The storage star is the 256GB LiteOn mSATA SSD. Its sequential read and write times of 467MB/s and 399MB/s are good, and the machine booted in less than 10 seconds.

Heat and noise are issues. The processor's top temperature of 100°C is the chip's thermal limit, and the fans inside whirred loudly when the machine was stress-tested – and the fans even spun up occasionally when the Alienware idled. You'll need to use the 14's audio kit to drown the noise out.

Thankfully, the speakers are more than capable. They're loud, with decent bass levels and a chunky mid-range – attributes that make games suitably explosive. There's little to shout about in the high-end, though, which is a little tinny.

Battery life was reasonable. The Alienware lasted for 4 hours and 29 minutes in our test – a quarter of an hour more than the larger Alienware, and an hour longer than the MSI.

There's plenty to like about the IPS panel. The matte finish banishes reflections that hamper gaming, and it's matched with a high resolution – our model has been upgraded with a full-HD screen. Quality is high: the measured brightness level of 325cd/m2 ensures punchy images, and a reasonable black level of 0.29cd/m2 lends games and movies real depth. The contrast ratio and viewing angles are both good, although the matte layer adds more grain than we'd like.

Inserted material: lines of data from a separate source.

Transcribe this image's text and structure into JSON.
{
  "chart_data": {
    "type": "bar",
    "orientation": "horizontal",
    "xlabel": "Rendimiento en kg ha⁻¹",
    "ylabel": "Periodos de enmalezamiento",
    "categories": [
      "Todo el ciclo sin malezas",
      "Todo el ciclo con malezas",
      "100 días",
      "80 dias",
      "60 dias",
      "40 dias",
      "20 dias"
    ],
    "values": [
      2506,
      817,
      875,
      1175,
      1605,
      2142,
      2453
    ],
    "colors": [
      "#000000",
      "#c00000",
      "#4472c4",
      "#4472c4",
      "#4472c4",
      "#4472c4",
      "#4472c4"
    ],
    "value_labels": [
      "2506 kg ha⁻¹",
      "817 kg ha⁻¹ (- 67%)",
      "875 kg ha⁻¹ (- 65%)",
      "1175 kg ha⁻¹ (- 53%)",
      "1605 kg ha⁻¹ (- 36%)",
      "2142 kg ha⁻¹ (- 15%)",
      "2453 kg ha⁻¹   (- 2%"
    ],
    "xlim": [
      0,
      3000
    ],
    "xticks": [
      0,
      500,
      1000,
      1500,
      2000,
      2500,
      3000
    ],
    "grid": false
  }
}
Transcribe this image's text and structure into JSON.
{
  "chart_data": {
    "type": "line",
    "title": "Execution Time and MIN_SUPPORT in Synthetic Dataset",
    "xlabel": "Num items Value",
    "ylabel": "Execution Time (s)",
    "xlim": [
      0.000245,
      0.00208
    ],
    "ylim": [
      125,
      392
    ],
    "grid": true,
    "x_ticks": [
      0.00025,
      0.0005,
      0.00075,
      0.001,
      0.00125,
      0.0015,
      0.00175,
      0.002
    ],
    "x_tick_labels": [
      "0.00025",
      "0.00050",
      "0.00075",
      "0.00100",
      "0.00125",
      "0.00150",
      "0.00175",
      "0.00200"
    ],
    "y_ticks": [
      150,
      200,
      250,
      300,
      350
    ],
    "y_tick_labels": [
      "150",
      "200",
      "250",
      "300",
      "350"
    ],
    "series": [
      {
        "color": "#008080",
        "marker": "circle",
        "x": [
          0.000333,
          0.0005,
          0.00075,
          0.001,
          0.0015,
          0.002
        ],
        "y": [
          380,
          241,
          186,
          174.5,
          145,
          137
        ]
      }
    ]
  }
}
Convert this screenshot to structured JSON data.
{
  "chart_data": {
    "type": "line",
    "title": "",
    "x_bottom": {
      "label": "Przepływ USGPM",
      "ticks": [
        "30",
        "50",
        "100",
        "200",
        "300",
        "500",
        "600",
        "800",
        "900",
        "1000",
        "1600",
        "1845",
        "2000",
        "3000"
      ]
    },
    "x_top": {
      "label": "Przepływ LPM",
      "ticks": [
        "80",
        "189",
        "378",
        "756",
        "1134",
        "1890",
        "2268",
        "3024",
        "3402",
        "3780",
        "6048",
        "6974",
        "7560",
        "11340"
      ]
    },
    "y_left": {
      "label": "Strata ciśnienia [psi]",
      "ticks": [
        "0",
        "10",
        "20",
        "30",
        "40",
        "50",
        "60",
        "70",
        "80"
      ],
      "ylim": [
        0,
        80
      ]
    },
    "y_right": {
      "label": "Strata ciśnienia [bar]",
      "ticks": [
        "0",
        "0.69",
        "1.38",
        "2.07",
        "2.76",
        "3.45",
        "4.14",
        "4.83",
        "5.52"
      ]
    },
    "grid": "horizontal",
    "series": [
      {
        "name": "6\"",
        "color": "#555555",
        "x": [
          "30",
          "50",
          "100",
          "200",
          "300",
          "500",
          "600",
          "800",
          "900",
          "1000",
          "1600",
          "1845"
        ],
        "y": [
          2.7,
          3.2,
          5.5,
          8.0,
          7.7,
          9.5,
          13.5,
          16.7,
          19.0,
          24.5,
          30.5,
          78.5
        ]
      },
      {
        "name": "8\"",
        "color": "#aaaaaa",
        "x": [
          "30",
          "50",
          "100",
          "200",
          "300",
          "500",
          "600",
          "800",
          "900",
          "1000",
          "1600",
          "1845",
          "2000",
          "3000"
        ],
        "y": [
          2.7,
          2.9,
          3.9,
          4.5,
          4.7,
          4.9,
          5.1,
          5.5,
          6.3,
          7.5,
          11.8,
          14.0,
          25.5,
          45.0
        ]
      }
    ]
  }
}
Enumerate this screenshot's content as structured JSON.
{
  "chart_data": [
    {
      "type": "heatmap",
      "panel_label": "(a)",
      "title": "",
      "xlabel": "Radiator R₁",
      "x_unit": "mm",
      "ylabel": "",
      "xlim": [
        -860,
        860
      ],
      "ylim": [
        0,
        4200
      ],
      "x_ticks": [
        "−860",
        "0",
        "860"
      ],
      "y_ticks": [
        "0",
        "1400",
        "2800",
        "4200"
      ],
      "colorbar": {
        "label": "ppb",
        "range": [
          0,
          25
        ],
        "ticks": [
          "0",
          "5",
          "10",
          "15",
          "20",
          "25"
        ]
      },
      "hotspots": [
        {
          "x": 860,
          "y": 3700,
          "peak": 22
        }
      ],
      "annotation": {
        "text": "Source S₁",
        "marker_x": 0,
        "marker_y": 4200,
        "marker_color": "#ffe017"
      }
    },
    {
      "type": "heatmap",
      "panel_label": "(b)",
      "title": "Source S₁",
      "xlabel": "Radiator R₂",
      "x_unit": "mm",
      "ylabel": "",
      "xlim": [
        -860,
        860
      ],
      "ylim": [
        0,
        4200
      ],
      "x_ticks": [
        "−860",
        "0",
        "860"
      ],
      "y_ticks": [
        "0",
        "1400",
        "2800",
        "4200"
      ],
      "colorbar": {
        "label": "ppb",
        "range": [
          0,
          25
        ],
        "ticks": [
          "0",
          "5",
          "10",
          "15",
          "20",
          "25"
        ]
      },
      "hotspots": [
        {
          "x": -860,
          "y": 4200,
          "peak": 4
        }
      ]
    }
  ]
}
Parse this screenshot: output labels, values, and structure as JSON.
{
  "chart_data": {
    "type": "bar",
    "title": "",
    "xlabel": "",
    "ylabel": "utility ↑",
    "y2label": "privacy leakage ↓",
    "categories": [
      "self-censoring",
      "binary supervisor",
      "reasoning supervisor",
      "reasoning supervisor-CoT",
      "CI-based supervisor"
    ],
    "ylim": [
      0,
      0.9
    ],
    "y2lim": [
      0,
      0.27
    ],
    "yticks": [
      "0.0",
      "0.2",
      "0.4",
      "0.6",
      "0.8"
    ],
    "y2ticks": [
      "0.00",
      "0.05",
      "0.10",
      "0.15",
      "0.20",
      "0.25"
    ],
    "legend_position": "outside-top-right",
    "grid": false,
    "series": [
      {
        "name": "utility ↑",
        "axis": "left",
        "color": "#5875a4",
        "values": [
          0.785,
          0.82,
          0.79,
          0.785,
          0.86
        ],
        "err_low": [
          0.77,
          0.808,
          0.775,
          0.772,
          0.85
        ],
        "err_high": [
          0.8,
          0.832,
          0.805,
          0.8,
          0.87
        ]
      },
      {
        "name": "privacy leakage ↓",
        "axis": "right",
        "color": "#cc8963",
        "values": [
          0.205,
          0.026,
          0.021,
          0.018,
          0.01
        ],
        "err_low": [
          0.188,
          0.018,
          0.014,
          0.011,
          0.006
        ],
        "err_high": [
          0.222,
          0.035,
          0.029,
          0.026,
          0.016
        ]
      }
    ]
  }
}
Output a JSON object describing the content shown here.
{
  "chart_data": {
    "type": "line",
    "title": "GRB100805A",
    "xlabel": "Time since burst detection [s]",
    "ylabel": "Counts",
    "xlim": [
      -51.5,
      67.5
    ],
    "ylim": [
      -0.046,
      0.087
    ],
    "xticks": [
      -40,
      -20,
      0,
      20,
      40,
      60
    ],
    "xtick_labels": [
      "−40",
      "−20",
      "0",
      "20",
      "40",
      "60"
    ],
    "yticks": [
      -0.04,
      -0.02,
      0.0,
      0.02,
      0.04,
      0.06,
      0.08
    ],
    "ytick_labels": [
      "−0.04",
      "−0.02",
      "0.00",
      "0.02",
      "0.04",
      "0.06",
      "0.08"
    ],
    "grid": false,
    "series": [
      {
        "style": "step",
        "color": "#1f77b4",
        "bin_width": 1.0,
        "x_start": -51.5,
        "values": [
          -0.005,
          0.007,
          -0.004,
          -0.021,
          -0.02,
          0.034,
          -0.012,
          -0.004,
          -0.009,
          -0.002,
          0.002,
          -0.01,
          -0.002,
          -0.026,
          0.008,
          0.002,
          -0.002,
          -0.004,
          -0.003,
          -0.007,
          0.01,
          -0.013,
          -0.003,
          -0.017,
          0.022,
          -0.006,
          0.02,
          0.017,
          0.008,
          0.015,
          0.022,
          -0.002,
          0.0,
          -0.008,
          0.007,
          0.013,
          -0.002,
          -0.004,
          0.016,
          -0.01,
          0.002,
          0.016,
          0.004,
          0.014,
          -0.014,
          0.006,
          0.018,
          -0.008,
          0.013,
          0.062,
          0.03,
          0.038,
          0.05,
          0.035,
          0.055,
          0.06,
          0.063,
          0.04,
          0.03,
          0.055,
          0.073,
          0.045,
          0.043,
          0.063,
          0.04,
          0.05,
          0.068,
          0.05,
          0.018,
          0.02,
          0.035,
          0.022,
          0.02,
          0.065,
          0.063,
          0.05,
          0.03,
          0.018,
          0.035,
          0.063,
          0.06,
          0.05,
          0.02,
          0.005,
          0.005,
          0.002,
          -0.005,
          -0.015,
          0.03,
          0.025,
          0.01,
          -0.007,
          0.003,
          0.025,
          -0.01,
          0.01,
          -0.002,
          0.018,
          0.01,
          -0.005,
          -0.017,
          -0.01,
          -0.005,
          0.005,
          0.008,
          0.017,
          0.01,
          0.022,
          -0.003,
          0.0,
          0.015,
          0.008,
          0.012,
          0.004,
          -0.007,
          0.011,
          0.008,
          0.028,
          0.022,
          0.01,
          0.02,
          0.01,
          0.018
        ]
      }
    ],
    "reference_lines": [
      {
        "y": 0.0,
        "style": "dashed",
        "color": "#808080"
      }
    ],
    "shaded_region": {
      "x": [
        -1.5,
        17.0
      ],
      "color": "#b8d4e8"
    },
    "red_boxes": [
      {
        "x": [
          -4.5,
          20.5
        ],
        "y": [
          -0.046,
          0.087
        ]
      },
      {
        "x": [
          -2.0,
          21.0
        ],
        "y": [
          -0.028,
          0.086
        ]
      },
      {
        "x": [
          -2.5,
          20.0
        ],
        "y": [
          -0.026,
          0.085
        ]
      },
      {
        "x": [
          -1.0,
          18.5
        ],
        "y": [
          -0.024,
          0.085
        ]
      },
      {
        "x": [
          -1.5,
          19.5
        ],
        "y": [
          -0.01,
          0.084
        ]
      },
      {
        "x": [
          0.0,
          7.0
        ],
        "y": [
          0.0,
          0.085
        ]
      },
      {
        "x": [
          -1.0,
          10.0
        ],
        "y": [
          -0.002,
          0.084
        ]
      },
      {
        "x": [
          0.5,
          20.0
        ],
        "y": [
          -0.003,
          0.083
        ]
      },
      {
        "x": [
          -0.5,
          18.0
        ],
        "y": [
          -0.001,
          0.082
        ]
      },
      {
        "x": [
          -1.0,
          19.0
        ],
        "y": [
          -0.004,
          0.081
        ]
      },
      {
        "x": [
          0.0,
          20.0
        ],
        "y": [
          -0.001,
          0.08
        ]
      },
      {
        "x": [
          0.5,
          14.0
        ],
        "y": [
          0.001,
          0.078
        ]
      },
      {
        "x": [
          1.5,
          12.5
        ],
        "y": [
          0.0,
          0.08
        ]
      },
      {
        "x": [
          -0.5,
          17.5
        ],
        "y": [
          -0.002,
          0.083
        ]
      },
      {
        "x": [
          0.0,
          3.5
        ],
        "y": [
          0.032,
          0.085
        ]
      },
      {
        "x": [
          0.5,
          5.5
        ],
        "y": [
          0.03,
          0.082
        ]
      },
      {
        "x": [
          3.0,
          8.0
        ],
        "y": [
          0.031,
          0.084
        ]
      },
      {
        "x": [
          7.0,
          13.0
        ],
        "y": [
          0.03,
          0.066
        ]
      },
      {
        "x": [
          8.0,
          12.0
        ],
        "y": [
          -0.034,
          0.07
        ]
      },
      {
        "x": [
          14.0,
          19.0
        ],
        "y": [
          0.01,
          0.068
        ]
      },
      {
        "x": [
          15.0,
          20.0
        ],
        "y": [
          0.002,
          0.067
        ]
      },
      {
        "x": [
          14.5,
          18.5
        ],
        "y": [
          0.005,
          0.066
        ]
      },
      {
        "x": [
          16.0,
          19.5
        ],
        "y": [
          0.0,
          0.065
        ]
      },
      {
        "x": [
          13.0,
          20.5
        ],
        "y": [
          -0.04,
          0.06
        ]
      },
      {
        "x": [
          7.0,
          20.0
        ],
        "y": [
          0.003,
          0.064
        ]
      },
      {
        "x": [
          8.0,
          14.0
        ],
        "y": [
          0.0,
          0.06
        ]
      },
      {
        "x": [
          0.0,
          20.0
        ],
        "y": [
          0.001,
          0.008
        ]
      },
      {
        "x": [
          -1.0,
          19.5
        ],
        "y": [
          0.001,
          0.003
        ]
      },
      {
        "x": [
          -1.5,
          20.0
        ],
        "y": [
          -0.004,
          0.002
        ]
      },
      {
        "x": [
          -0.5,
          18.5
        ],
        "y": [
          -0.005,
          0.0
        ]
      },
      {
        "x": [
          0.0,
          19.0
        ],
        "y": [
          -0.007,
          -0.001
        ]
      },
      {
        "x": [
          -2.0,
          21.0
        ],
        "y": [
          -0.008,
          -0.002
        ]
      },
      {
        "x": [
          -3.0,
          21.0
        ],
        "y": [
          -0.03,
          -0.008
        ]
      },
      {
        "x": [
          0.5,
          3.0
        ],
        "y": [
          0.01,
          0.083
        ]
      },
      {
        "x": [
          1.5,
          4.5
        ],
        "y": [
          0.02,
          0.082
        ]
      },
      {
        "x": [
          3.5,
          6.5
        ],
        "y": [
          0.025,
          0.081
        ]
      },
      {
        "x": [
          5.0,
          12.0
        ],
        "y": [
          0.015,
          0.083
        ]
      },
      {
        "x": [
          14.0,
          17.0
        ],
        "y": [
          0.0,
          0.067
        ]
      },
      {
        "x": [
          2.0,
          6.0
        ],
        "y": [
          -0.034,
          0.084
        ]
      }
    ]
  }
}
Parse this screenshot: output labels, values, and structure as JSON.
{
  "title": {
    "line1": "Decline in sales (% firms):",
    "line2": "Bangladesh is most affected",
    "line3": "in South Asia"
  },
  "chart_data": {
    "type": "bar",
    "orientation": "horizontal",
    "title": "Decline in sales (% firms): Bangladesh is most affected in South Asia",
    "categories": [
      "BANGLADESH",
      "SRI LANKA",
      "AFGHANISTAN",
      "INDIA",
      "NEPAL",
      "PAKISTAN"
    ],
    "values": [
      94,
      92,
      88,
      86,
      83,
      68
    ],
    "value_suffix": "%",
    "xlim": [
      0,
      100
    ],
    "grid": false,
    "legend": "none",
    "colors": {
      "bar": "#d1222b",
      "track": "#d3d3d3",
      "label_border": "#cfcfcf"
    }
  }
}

Dell eschews chiclet keys for a traditional keyboard, which works well: plenty of travel, a solid base, and snappy typing. The trackpad is grippy and large, and lights up when touched – but, as with most gaming laptops, we'd prefer a mouse.

The final touch comes from Alienware's bespoke software. The most interesting app allows the colours of ten different lights across the machine to be changed, with different options for different power states. Elsewhere, there are tools to update the machine, alter touchpad functionality and establish application routines for different games, and monitor performance.